Tuesday, March 14, 2006

THE POWER OF LOGICAL THINKING
Author: Marilyn vos Savant
Publisher: St Martin's Press/New York


IT can now be revealed that the smartest person on earth could very well be a woman, and her name is Marilyn vos Savant. It is with great humility that I accept this decision on behalf of my much-astonished gender when the Guinness Book of World Records listed in its 1986-89 editions that vos Savant has an IQ of 228, the highest in the world.
The Power of Logical Thinking, which is basically a book on challenging and puzzling mathematical questions, was published in 1996. Any reader would have thought that such a book must be one of the driest subjects to be digested.
But vos Savant is actually one of the most entertaining writers I have ever come across. Normal people would expect a genius like her to talk "above their heads".
Instead, they would, as I did, find out on reading her book that she makes the most difficult questions seem so simple.
This American magazine writer has a weekly column in Parade called "Ask Marilyn". It is the Sunday magazine for 341 newspapers in the United States, with a total circulation of 37 million and a combined readership that touches 81 million.
The "Ask Marilyn" column receives about 40,000 letters every year.
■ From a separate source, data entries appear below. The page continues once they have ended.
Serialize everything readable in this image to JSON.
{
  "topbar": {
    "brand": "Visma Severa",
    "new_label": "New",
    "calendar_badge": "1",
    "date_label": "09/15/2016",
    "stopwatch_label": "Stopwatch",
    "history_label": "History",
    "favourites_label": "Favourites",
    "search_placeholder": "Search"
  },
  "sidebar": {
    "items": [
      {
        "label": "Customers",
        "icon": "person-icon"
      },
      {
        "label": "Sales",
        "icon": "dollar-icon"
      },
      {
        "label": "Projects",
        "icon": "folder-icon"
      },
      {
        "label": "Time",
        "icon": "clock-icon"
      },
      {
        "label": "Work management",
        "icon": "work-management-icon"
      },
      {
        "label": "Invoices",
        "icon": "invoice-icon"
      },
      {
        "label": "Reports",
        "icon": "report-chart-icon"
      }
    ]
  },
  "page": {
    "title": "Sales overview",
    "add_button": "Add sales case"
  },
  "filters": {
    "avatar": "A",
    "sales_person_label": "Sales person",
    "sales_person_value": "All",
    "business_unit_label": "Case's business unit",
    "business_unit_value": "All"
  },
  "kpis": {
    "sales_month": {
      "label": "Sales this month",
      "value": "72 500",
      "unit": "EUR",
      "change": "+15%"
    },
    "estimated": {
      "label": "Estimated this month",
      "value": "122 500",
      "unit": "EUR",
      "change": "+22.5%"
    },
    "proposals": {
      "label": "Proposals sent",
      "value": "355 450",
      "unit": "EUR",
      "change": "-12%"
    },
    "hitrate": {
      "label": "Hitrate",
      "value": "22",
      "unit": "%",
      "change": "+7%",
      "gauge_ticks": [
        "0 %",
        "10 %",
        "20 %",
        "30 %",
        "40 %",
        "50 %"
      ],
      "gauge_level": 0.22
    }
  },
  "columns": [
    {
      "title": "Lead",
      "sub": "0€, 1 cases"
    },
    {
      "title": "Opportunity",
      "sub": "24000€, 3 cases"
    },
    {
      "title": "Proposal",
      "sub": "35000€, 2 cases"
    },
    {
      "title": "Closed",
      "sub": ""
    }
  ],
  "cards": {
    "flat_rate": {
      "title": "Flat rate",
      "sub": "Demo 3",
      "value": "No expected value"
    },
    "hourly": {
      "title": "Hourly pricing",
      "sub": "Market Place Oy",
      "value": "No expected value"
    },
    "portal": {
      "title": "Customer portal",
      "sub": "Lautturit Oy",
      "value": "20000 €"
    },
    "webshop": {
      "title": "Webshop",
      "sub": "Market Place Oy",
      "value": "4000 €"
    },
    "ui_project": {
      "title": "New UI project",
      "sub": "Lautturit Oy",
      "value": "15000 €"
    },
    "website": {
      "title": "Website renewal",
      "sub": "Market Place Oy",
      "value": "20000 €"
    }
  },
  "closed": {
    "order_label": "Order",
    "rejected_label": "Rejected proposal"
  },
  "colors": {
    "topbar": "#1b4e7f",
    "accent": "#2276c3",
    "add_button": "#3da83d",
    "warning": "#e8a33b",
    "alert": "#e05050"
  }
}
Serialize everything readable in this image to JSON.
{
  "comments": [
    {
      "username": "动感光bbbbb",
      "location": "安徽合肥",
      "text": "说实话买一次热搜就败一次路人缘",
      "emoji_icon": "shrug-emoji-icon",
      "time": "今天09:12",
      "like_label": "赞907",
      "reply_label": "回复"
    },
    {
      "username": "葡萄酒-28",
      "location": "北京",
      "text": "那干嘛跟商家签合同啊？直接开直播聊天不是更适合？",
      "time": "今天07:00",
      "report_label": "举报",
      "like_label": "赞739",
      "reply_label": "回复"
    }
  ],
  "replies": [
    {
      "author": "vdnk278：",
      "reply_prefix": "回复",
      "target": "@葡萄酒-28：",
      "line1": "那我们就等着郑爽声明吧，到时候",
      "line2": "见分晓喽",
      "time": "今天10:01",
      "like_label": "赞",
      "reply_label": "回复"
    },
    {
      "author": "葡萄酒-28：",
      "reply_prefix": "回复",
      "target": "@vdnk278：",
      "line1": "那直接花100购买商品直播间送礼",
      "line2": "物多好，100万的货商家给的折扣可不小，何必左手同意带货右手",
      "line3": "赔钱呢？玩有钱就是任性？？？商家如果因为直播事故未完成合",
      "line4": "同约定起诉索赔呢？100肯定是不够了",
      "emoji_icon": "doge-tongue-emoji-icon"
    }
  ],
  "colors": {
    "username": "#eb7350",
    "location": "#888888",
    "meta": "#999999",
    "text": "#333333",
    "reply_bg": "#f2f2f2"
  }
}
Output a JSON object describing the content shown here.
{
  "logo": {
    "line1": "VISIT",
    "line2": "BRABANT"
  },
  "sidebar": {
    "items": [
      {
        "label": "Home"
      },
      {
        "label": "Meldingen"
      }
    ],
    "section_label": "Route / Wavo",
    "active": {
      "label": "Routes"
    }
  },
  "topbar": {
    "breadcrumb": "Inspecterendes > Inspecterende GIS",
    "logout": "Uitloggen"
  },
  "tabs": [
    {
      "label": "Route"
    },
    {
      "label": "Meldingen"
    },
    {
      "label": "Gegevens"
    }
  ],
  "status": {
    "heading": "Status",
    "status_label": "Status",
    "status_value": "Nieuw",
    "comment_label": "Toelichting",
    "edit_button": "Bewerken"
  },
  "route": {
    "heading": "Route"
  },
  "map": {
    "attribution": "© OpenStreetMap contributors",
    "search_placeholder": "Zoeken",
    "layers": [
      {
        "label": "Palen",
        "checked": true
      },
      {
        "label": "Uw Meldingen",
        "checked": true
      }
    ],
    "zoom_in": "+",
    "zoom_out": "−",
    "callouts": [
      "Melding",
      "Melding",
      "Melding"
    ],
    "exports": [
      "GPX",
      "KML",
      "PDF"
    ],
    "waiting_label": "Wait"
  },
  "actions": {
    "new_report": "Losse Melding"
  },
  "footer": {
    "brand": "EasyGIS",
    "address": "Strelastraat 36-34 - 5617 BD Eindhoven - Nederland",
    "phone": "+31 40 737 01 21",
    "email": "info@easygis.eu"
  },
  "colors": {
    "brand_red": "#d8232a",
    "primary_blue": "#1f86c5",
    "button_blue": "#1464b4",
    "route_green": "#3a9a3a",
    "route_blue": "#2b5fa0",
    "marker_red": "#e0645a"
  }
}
Like many students from the arts stream, I found and still find mathematics to be a strange subject of unfathomable proportions, but vos Savant has made a believer out of me from a single reading of her book.
One of the issues brought up in her column that propelled her popularity to the stratosphere is the Monty Hall Dilemma. Vos Savant's analysis of this counter-intuitive problem is discussed at length in this book.
On September 9, 1990, Craig F. Whitaker of Columbia, Maryland posed this question to "Ask Marilyn": "Suppose you're on a game show, and you're given the choice of three doors. Behind one door is a car, the others, goats. You pick a door, say No.1, and the host, who knows what's behind the doors, opens another door, say No. 3, which has a goat. He says to you, `Do you want to pick door No. 2?' Is it to your advantage to switch your choice of doors?"
Vos Savant's reply was startling because she advised Whitaker to switch because door No. 2 has a 2/3 chance of winning while door No. 1 has only 1/3 chance. When America woke up on Sunday morning to read her answer, it sparked a gathering storm of responses. Before long, members of the academia, including professional mathematicians and PhDs, begged to differ.
The outcome of the whole affair made the Parade columnist even more popular than the US president at that time, for a while.
This book delves into the pitfalls of misunderstanding mathematics and not being familiar with the intricacies of numbers and statistics. For those who have been groping in the dark, vos Savant is like the Goddess of Mathematics.
She has this uncanny ability to dissect and analyse any problem thrown at her and deliver a simple and irritatingly logical answer.
It is no wonder then that Marilyn vos Savant is America's most beloved mathematician.